Luckily, the Kamala Nehru Park was just next door. This park was much more overgrown and run-down, but with gorgeous views of the city and Chowpatty Beach. The first picture is from the Hanging Gardens, the second is the view from Kamala Nehru Park...
However, my favorite find of the morning was this...
Christina Janelle: Apparently, buildings shaped like BOOTS are much easier to find in Mumbai rather than in Amarillo, Texas.
After passing a dead rat on the street, I decided it was time to leave. So, my cab driver (the same one from my Amazing Race episode), took me to Haji Ali Dargah, the "city's most important Muslim shrine." When we first got to the Haj, my cab driver told me, "No, no - dangerous." I asked him if I wasn't allowed and his response was "dangerous." So, I re-read my flaming pink "Best Of Mumbai" guide (Thanks Pecky and Michelle!) to double check to see if there was any reason why I shouldn't attend this site. According to Lonely Planet, this place was very safe for tourists to visit. But then I started to wonder if maybe some sort of political unrest had happened the night before and the Muslims were mad at the US and were going to take it out on some poor, little white-boy tourist. I decided I was going to brave it and, of course, it was fine. My cab driver was referring to how you get out to the shrine: a long, narrow, half-mile pathway that is completely covered in water at high-tide and uncrossable. Once high-tide hits, the shrine shuts their gates and if you are out there when it happens, you just have to wait the few hours until it subsides. However, at the time I was there, it was very low-tide and very safe. The shrine was indeed beautiful (you are not allowed to take pictures) and I had a great conversation with two guys trying to sell me pictures of random people. I'm not sure if the locals were surprised to see me out there at this time of day (dawn is not really typical tourist visiting hours), but I felt very scrutinized...more so than I have at any time since I've been here. It was sort of weird, but then I started thinking about when people come to the US and are wearing traditional, "strange" (to Americans) clothing and everyone stares at them. I guess its sort of the same thing. So, I just tried to be very respectful and after a few minutes of walking around, made my way back to the car and headed back to hotel for breakfast and a three hour nap.

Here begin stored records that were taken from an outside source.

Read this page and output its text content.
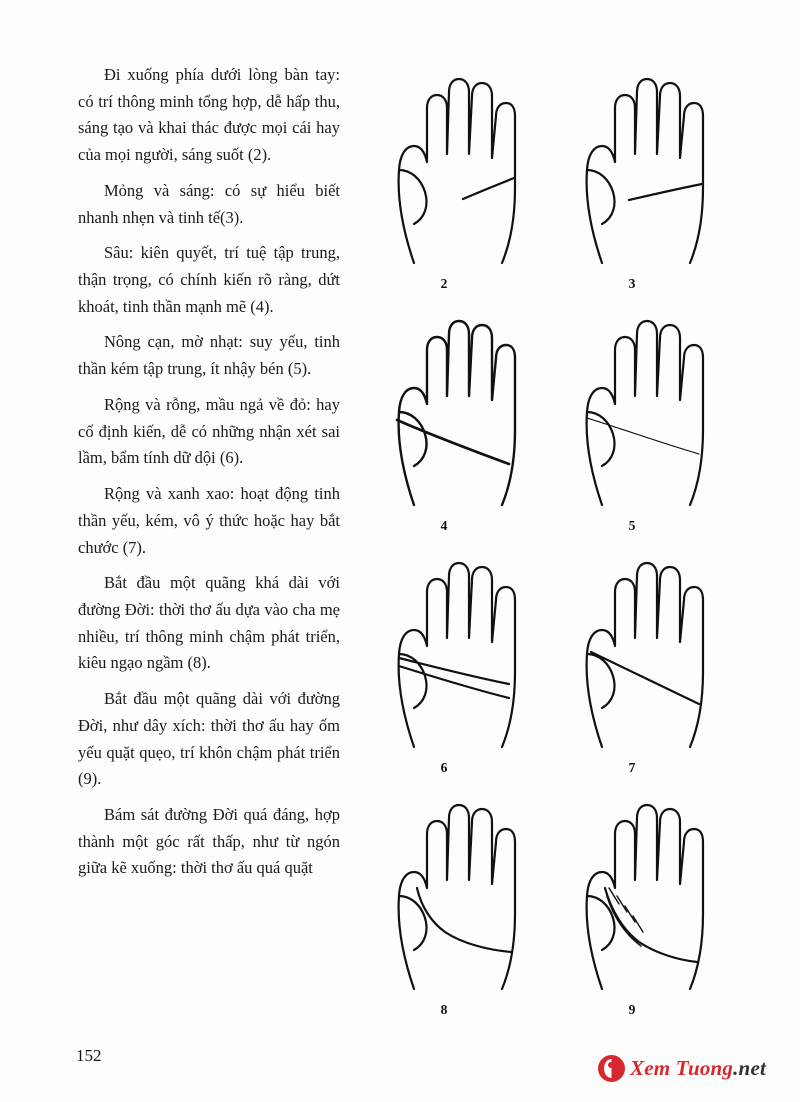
Đi xuống phía dưới lòng bàn tay: có trí thông minh tổng hợp, dễ hấp thu, sáng tạo và khai thác được mọi cái hay của mọi người, sáng suốt (2).

Mỏng và sáng: có sự hiểu biết nhanh nhẹn và tinh tế(3).

Sâu: kiên quyết, trí tuệ tập trung, thận trọng, có chính kiến rõ ràng, dứt khoát, tinh thần mạnh mẽ (4).

Nông cạn, mờ nhạt: suy yếu, tinh thần kém tập trung, ít nhậy bén (5).

Rộng và rỗng, mầu ngả về đỏ: hay cố định kiến, dễ có những nhận xét sai lầm, bẩm tính dữ dội (6).

Rộng và xanh xao: hoạt động tinh thần yếu, kém, vô ý thức hoặc hay bắt chước (7).

Bắt đầu một quãng khá dài với đường Đời: thời thơ ấu dựa vào cha mẹ nhiều, trí thông minh chậm phát triển, kiêu ngạo ngầm (8).

Bắt đầu một quãng dài với đường Đời, như dây xích: thời thơ ấu hay ốm yếu quặt quẹo, trí khôn chậm phát triển (9).

Bám sát đường Đời quá đáng, hợp thành một góc rất thấp, như từ ngón giữa kẽ xuống: thời thơ ấu quá quặt

2	3
4	5
6	7
8	9
152
Xem Tuong.net
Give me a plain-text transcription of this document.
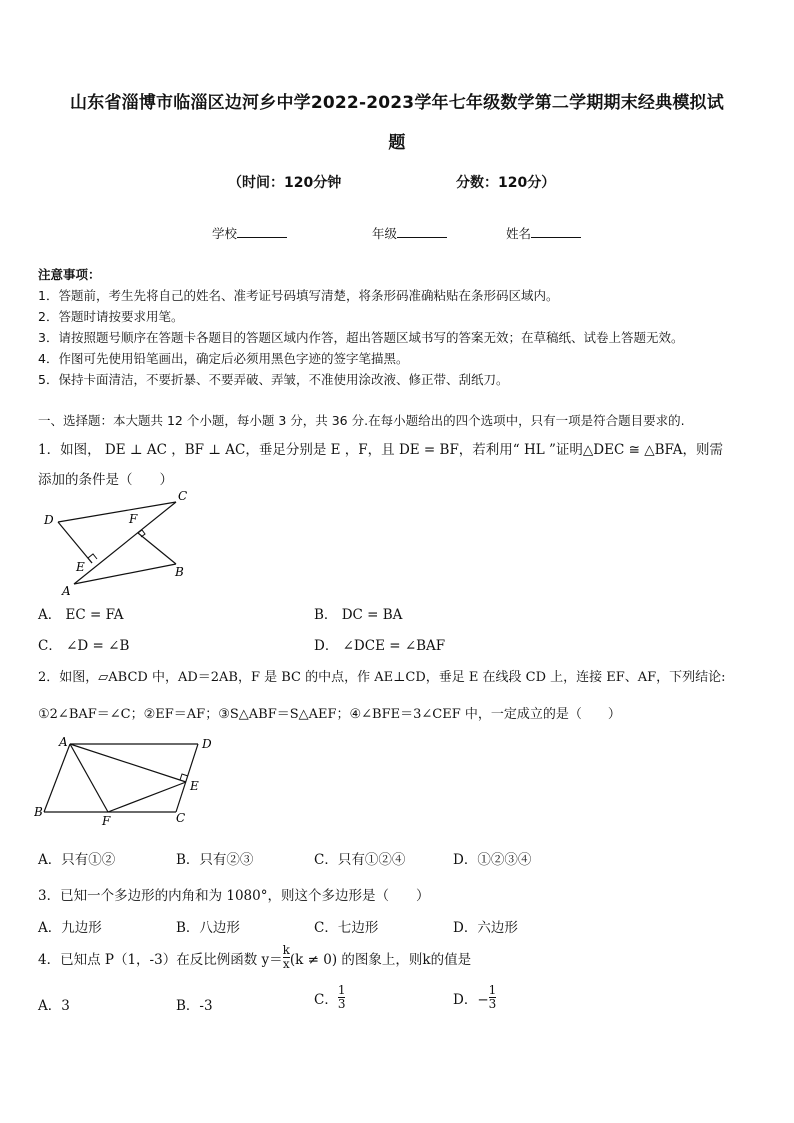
山东省淄博市临淄区边河乡中学2022-2023学年七年级数学第二学期期末经典模拟试
题
（时间：120分钟	分数：120分）
学校	年级	姓名
注意事项：
1．答题前，考生先将自己的姓名、准考证号码填写清楚，将条形码准确粘贴在条形码区域内。
2．答题时请按要求用笔。
3．请按照题号顺序在答题卡各题目的答题区域内作答，超出答题区域书写的答案无效；在草稿纸、试卷上答题无效。
4．作图可先使用铅笔画出，确定后必须用黑色字迹的签字笔描黑。
5．保持卡面清洁，不要折暴、不要弄破、弄皱，不准使用涂改液、修正带、刮纸刀。
一、选择题：本大题共 12 个小题，每小题 3 分，共 36 分.在每小题给出的四个选项中，只有一项是符合题目要求的.
1．如图， DE ⊥ AC ，BF ⊥ AC，垂足分别是 E ，F，且 DE = BF，若利用“ HL ”证明△DEC ≅ △BFA，则需
添加的条件是（　　）
C
D	F
E
A
B
A． EC = FA	B． DC = BA
C． ∠D = ∠B	D． ∠DCE = ∠BAF
2．如图，▱ABCD 中，AD＝2AB，F 是 BC 的中点，作 AE⊥CD，垂足 E 在线段 CD 上，连接 EF、AF，下列结论:
①2∠BAF＝∠C；②EF＝AF；③S△ABF＝S△AEF；④∠BFE＝3∠CEF 中，一定成立的是（　　）
A	D
E
B
F	C
A．只有①②	B．只有②③	C．只有①②④	D．①②③④
3．已知一个多边形的内角和为 1080°，则这个多边形是（　　）
A．九边形	B．八边形	C．七边形	D．六边形
4．已知点 P（1，-3）在反比例函数 $y= \frac{k}{x} (k \ne 0)$ 的图象上，则k的值是
A．3	B．-3	C． $\frac{1}{3}$	D．− $\frac{1}{3}$
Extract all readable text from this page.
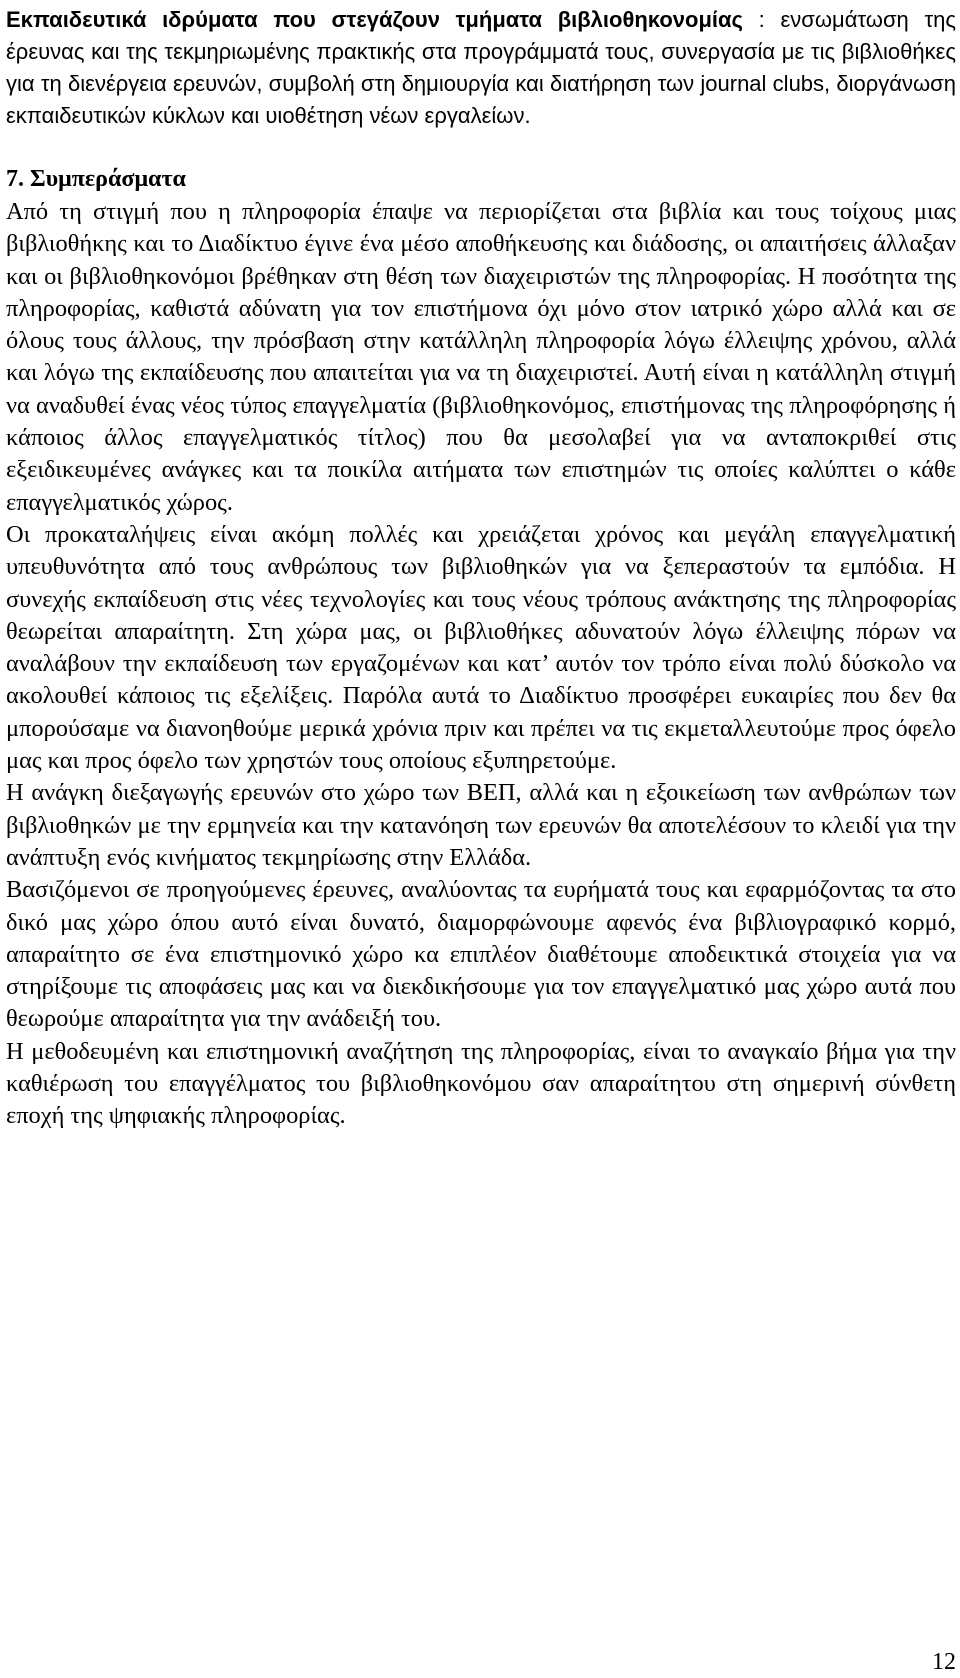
Εκπαιδευτικά ιδρύματα που στεγάζουν τμήματα βιβλιοθηκονομίας : ενσωμάτωση της έρευνας και της τεκμηριωμένης πρακτικής στα προγράμματά τους, συνεργασία με τις βιβλιοθήκες για τη διενέργεια ερευνών, συμβολή στη δημιουργία και διατήρηση των journal clubs, διοργάνωση εκπαιδευτικών κύκλων και υιοθέτηση νέων εργαλείων.

7. Συμπεράσματα

Από τη στιγμή που η πληροφορία έπαψε να περιορίζεται στα βιβλία και τους τοίχους μιας βιβλιοθήκης και το Διαδίκτυο έγινε ένα μέσο αποθήκευσης και διάδοσης, οι απαιτήσεις άλλαξαν και οι βιβλιοθηκονόμοι βρέθηκαν στη θέση των διαχειριστών της πληροφορίας. Η ποσότητα της πληροφορίας, καθιστά αδύνατη για τον επιστήμονα όχι μόνο στον ιατρικό χώρο αλλά και σε όλους τους άλλους, την πρόσβαση στην κατάλληλη πληροφορία λόγω έλλειψης χρόνου, αλλά και λόγω της εκπαίδευσης που απαιτείται για να τη διαχειριστεί. Αυτή είναι η κατάλληλη στιγμή να αναδυθεί ένας νέος τύπος επαγγελματία (βιβλιοθηκονόμος, επιστήμονας της πληροφόρησης ή κάποιος άλλος επαγγελματικός τίτλος) που θα μεσολαβεί για να ανταποκριθεί στις εξειδικευμένες ανάγκες και τα ποικίλα αιτήματα των επιστημών τις οποίες καλύπτει ο κάθε επαγγελματικός χώρος.

Οι προκαταλήψεις είναι ακόμη πολλές και χρειάζεται χρόνος και μεγάλη επαγγελματική υπευθυνότητα από τους ανθρώπους των βιβλιοθηκών για να ξεπεραστούν τα εμπόδια. Η συνεχής εκπαίδευση στις νέες τεχνολογίες και τους νέους τρόπους ανάκτησης της πληροφορίας θεωρείται απαραίτητη. Στη χώρα μας, οι βιβλιοθήκες αδυνατούν λόγω έλλειψης πόρων να αναλάβουν την εκπαίδευση των εργαζομένων και κατ’ αυτόν τον τρόπο είναι πολύ δύσκολο να ακολουθεί κάποιος τις εξελίξεις. Παρόλα αυτά το Διαδίκτυο προσφέρει ευκαιρίες που δεν θα μπορούσαμε να διανοηθούμε μερικά χρόνια πριν και πρέπει να τις εκμεταλλευτούμε προς όφελο μας και προς όφελο των χρηστών τους οποίους εξυπηρετούμε.

Η ανάγκη διεξαγωγής ερευνών στο χώρο των ΒΕΠ, αλλά και η εξοικείωση των ανθρώπων των βιβλιοθηκών με την ερμηνεία και την κατανόηση των ερευνών θα αποτελέσουν το κλειδί για την ανάπτυξη ενός κινήματος τεκμηρίωσης στην Ελλάδα.

Βασιζόμενοι σε προηγούμενες έρευνες, αναλύοντας τα ευρήματά τους και εφαρμόζοντας τα στο δικό μας χώρο όπου αυτό είναι δυνατό, διαμορφώνουμε αφενός ένα βιβλιογραφικό κορμό, απαραίτητο σε ένα επιστημονικό χώρο κα επιπλέον διαθέτουμε αποδεικτικά στοιχεία για να στηρίξουμε τις αποφάσεις μας και να διεκδικήσουμε για τον επαγγελματικό μας χώρο αυτά που θεωρούμε απαραίτητα για την ανάδειξή του.

Η μεθοδευμένη και επιστημονική αναζήτηση της πληροφορίας, είναι το αναγκαίο βήμα για την καθιέρωση του επαγγέλματος του βιβλιοθηκονόμου σαν απαραίτητου στη σημερινή σύνθετη εποχή της ψηφιακής πληροφορίας.

12
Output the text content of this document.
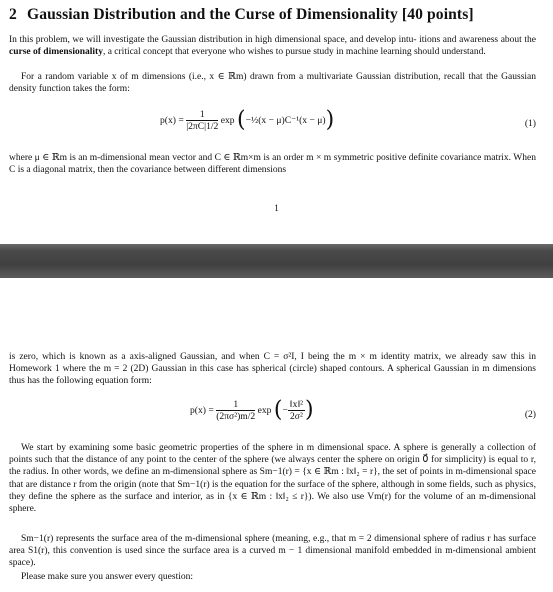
2 Gaussian Distribution and the Curse of Dimensionality [40 points]

In this problem, we will investigate the Gaussian distribution in high dimensional space, and develop intu- itions and awareness about the curse of dimensionality, a critical concept that everyone who wishes to pursue study in machine learning should understand.

For a random variable x of m dimensions (i.e., x ∈ ℝm) drawn from a multivariate Gaussian distribution, recall that the Gaussian density function takes the form:

$p(x) = \frac{1}{|2\pi C|1/2}$ exp (−½(x − μ)C⁻¹(x − μ))	(1)

where μ ∈ ℝm is an m-dimensional mean vector and C ∈ ℝm×m is an order m × m symmetric positive definite covariance matrix. When C is a diagonal matrix, then the covariance between different dimensions

1

is zero, which is known as a axis-aligned Gaussian, and when C = σ²I, I being the m × m identity matrix, we already saw this in Homework 1 where the m = 2 (2D) Gaussian in this case has spherical (circle) shaped contours. A spherical Gaussian in m dimensions thus has the following equation form:

$p(x) = \frac{1}{\text{(2πσ²)m/2}}$ exp (− $\frac{\text{‖x‖²}}{\text{2σ²}}$ )	(2)

We start by examining some basic geometric properties of the sphere in m dimensional space. A sphere is generally a collection of points such that the distance of any point to the center of the sphere (we always center the sphere on origin 0⃗ for simplicity) is equal to r, the radius. In other words, we define an m-dimensional sphere as Sm−1(r) = {x ∈ ℝm : ‖x‖₂ = r}, the set of points in m-dimensional space that are distance r from the origin (note that Sm−1(r) is the equation for the surface of the sphere, although in some fields, such as physics, they define the sphere as the surface and interior, as in {x ∈ ℝm : ‖x‖₂ ≤ r}). We also use Vm(r) for the volume of an m-dimensional sphere.

Sm−1(r) represents the surface area of the m-dimensional sphere (meaning, e.g., that m = 2 dimensional sphere of radius r has surface area S1(r), this convention is used since the surface area is a curved m − 1 dimensional manifold embedded in m-dimensional ambient space).

Please make sure you answer every question:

On a side note, I finally unpacked this morning and got quite a chuckle at some of the things that I packed. The notion of wearing a sweater or anything that provides warmth is literally lol worthy. Even now, in the "cool" monsoon season, it is stiflingly hot. I probably could have made it out here with one suitcase. Ah well, I'm learning.
And last, but not least...HAPPY 18TH BIRTHDAY POOKIE!!!